At a July 1 White House briefing, Walensky said "preliminary data from a collection of states" suggested that 99.5% of deaths from Covid-19 occurred in unvaccinated people. Data from 13 states will soon be published in the CDC's Morbidity and Mortality Weekly Report, according to an agency spokesman.
On July 27, the CDC updated its mask guidance, recommending masks for vaccinated people in certain indoor situations. Some of the data behind that recommendation -- a study of a Covid-19 outbreak in Barnstable County, Massachusetts -- was published in the CDC's Morbidity and Mortality Weekly Report three days later.
At an August 18 White House briefing, Walensky mentioned the results of a study of 4,000 health care and other essential and frontline workers that suggested vaccine efficacy waned with time.
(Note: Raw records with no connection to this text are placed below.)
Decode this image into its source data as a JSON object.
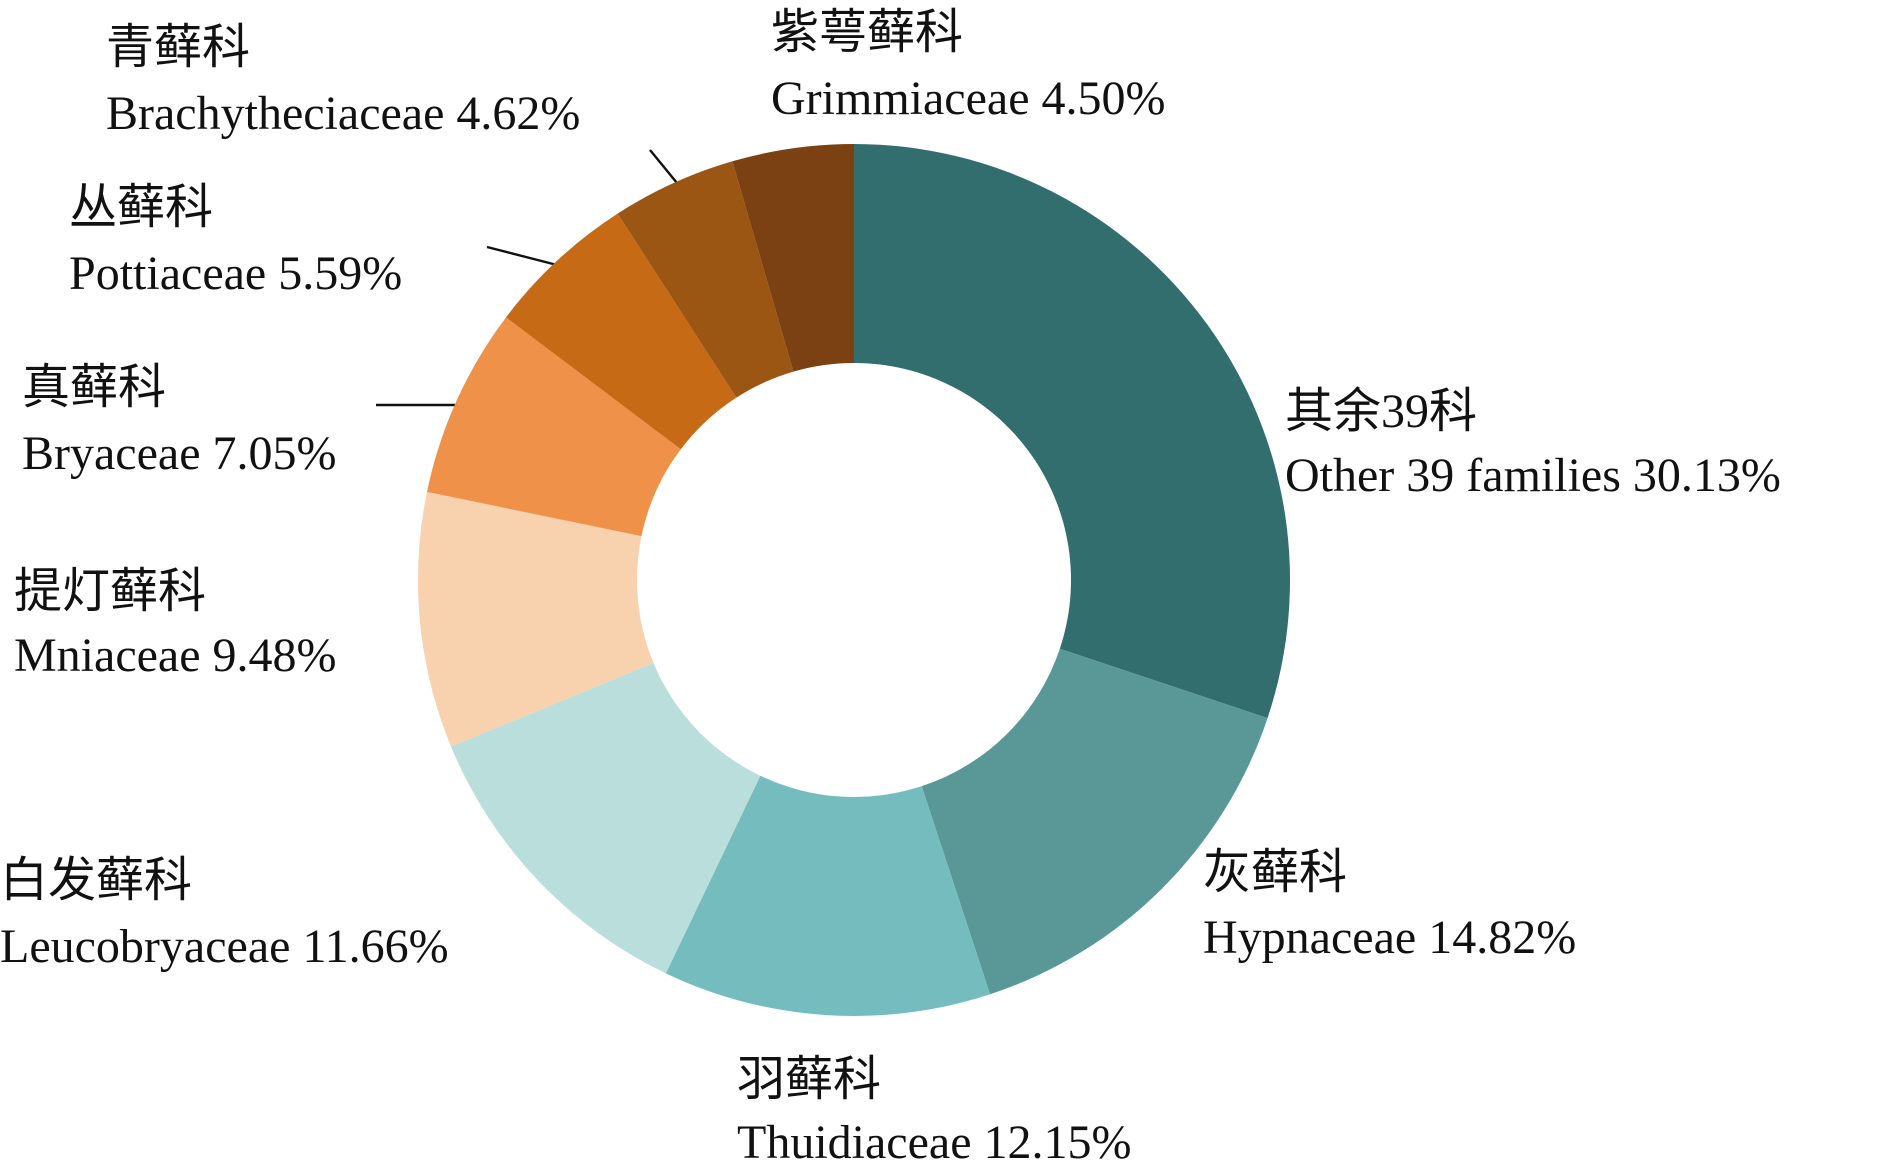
{
  "chart_data": {
    "type": "donut",
    "categories": [
      "Other 39 families",
      "Hypnaceae",
      "Thuidiaceae",
      "Leucobryaceae",
      "Mniaceae",
      "Bryaceae",
      "Pottiaceae",
      "Brachytheciaceae",
      "Grimmiaceae"
    ],
    "labels_zh": [
      "其余39科",
      "灰藓科",
      "羽藓科",
      "白发藓科",
      "提灯藓科",
      "真藓科",
      "丛藓科",
      "青藓科",
      "紫萼藓科"
    ],
    "values": [
      30.13,
      14.82,
      12.15,
      11.66,
      9.48,
      7.05,
      5.59,
      4.62,
      4.5
    ],
    "value_labels": [
      "30.13%",
      "14.82%",
      "12.15%",
      "11.66%",
      "9.48%",
      "7.05%",
      "5.59%",
      "4.62%",
      "4.50%"
    ],
    "colors": [
      "#336e6e",
      "#5a9898",
      "#74bcbd",
      "#b9dedb",
      "#f8d2ae",
      "#ef9148",
      "#c66a16",
      "#9b5614",
      "#7b4112"
    ]
  }
}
That data was published in the agency's Morbidity and Mortality Weekly Report on August 24.
Getting data out earlier has involved a cultural shift within the agency, CDC sources said.
The agency's epidemiologists, physicians and other scientists are conservative and precise by nature, they said -- their professional training has taught them to dot every "i" and cross every "t" before going public with data.
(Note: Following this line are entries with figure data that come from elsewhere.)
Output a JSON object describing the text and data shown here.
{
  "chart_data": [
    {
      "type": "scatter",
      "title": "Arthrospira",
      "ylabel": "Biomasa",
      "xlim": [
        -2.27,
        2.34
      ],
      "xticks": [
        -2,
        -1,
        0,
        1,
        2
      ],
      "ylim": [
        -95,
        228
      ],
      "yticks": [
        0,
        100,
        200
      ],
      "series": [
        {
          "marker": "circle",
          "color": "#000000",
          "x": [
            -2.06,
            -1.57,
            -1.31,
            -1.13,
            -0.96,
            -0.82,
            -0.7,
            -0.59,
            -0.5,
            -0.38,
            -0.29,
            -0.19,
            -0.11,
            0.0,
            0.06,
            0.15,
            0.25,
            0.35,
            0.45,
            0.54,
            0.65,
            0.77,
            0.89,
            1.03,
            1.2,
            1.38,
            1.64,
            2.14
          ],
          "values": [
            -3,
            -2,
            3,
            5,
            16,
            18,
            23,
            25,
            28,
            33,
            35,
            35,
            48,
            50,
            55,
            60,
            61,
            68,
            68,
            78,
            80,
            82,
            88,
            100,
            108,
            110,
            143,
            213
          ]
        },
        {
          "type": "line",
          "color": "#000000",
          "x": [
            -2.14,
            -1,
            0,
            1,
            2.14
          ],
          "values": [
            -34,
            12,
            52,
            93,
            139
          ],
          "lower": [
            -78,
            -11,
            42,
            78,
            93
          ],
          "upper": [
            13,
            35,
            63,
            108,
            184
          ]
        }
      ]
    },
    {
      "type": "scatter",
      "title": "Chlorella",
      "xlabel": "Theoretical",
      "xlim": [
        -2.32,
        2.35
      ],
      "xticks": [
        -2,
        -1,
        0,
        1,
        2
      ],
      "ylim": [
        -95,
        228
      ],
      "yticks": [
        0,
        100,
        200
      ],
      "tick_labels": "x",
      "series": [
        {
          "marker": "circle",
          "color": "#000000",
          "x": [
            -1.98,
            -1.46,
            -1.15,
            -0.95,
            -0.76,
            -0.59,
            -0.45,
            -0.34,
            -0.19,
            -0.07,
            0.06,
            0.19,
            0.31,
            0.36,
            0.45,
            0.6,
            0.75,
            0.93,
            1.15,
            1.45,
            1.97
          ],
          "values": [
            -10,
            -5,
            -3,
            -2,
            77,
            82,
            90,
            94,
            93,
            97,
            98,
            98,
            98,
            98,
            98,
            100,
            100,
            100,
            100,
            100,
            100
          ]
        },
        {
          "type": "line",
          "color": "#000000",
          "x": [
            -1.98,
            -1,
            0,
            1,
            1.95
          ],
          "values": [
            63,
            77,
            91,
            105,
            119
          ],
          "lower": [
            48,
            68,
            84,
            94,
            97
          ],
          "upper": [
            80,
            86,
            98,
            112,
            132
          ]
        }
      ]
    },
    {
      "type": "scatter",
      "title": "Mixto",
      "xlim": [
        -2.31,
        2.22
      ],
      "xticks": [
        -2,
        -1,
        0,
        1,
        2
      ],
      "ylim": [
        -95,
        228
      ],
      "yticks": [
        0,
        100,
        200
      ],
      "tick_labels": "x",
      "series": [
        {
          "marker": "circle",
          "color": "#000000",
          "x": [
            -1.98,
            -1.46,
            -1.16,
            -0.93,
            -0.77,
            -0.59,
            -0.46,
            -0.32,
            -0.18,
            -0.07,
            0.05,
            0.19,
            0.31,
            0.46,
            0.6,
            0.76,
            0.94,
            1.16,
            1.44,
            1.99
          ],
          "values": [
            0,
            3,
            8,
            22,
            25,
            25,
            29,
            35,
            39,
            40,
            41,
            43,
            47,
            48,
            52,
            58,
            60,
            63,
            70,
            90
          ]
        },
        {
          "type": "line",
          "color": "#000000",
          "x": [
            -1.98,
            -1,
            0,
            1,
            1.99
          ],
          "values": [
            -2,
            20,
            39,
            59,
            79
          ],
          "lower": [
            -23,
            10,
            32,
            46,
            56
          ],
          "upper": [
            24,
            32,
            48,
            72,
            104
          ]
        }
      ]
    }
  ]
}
"We're a bunch of scientists and statisticians who will argue about a colon versus a semi-colon or this table versus that table," said a longtime CDC physician who is involved in the agency's Covid-19 response. "We need to be more forward thinking, and sometimes it's hard to get them out of the weeds and see the big picture."
Changing this culture in the middle of a pandemic has taken some work, the CDC sources said.
"There's a lot of caution at the CDC and concern that we might be changing the way we're doing things and might end up releasing something that wasn't properly vetted," the physician said. "But there's an equal or greater number of people who recognize we have a responsibility to publish or share what the public knows as soon as we can."
It's also been a culture change with external academic researchers whom the CDC often relies on to help gather and analyze data, the CDC sources said.
Those researchers strive to publish in prestigious medical journals -- their professional success often depends on it -- and the researchers know that pre-pandemic, those journals might refuse to publish data that was already discussed elsewhere.
Walensky described her talks with academic researchers about releasing their data early as "hard conversations" because discussing data pre-publication "breaks norms" that "had been inculcated for decades."
But she said there has been "little pushback" as researchers feel "properly credited" for their work.
Another physician working on the Covid-19 response said even though academic researchers might be concerned about early release of data, they've taken pride as they've watched their work mentioned at White House briefings and put into practice.
"There's a lot to be said for the immediate feedback of 'I made a difference,' " said another CDC physician who is working on the Covid-19 response. " 'This work I was doing - the tedious work me and my colleagues were doing -- that really made a difference.'"

CNN's Lauren Mascarenhas and Virginia Langmaid contributed to this story.